Published in final edited form as: J Cardiovasc Comput Tomogr. 2011 Mar 21;5(3):172–179. doi: 10.1016/j.jcct.2011.03.009

Interscan reproducibility of computer-aided epicardial and thoracic fat measurement from non-contrast cardiac CT

Ryo Nakazato a, Haim Shmilovich a, Balaji K Tamarappoo a, Victor Y Cheng a, Piotr J Slomka a,b, Daniel S Berman a,b, Damini Dey a,b
PMCID: PMC3114269  NIHMSID: NIHMS285045  PMID: 21511558

Abstract

Background

Epicardial fat volume (EFV) measured from non-contrast CT is associated with coronary atherosclerosis and increased risk of major adverse cardiovascular event risk.

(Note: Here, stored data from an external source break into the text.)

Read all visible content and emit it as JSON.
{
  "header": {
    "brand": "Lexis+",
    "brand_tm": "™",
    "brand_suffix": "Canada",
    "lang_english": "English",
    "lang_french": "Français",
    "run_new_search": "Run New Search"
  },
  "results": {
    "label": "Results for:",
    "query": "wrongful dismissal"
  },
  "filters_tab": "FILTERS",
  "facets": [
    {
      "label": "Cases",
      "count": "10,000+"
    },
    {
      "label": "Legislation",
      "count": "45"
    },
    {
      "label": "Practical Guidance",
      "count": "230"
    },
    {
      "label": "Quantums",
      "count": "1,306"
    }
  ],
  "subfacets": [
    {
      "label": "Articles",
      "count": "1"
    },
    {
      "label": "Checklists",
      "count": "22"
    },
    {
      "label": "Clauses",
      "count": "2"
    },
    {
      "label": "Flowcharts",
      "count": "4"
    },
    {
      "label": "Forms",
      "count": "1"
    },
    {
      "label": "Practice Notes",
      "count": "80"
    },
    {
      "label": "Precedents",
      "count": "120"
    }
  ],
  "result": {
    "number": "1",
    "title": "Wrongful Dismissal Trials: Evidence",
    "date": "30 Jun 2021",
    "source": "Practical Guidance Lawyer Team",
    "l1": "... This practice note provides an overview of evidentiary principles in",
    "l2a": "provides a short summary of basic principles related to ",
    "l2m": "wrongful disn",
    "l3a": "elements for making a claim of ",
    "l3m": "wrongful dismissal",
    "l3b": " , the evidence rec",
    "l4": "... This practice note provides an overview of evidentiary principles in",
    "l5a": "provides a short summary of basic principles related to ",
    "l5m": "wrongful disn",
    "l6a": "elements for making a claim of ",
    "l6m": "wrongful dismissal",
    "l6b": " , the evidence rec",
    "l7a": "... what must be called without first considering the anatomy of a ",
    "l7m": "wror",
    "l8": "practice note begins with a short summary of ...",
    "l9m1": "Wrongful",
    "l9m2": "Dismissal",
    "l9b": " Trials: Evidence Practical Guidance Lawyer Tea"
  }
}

Reproducibility of EFV quantification from non-contrast CT has not been reported.

Objective

We evaluated the interscan (intra-scanner and inter-scanner) reproducibility of EFV and thoracic fat volume (TFV) measurements from non-contrast CT.

Methods

We studied 25 consecutive patients who were scanned twice using 4-slice multi-detector CT (MDCT), with 120 kVp, 2.5 mm slice thickness (intra-scanner) and additionally, 23 consecutive patients who were scanned using MDCT and electron-beam CT with 3 mm slice thickness (inter-scanner). For each scan, EFV and TFV were measured from user-defined range of CT slices covering the heart by an experienced imaging cardiologist. Voxels within −30 to −190 Hounsfield Unit within the epicardial contours was quantified as EFV. TFV was quantified within the heart range automatically. Repeatability coefficient (RC), defined as 1.96 × SD of the differences between pairs of repeated measures, was determined.

Results

Correlations for interscan measurements of EFV and TFV were high for both intra-scanner (MDCT-MDCT) and inter-scanner (EBCT-MDCT) data (correlation coefficient ≥ 0.98). RC values were lowest (4.3% for EFV and 5.4% for TFV) for intra-scanner same-observer measurement. For intra-scanner cross-observer measurement, RC values were 10.7% for EFV and 9.0% for TFV. For inter-scanner data, RC values ranged from 6.8% to 8.2%.

Conclusion

Epicardial and thoracic fat measurements using either MDCT or EBCT are highly reproducible.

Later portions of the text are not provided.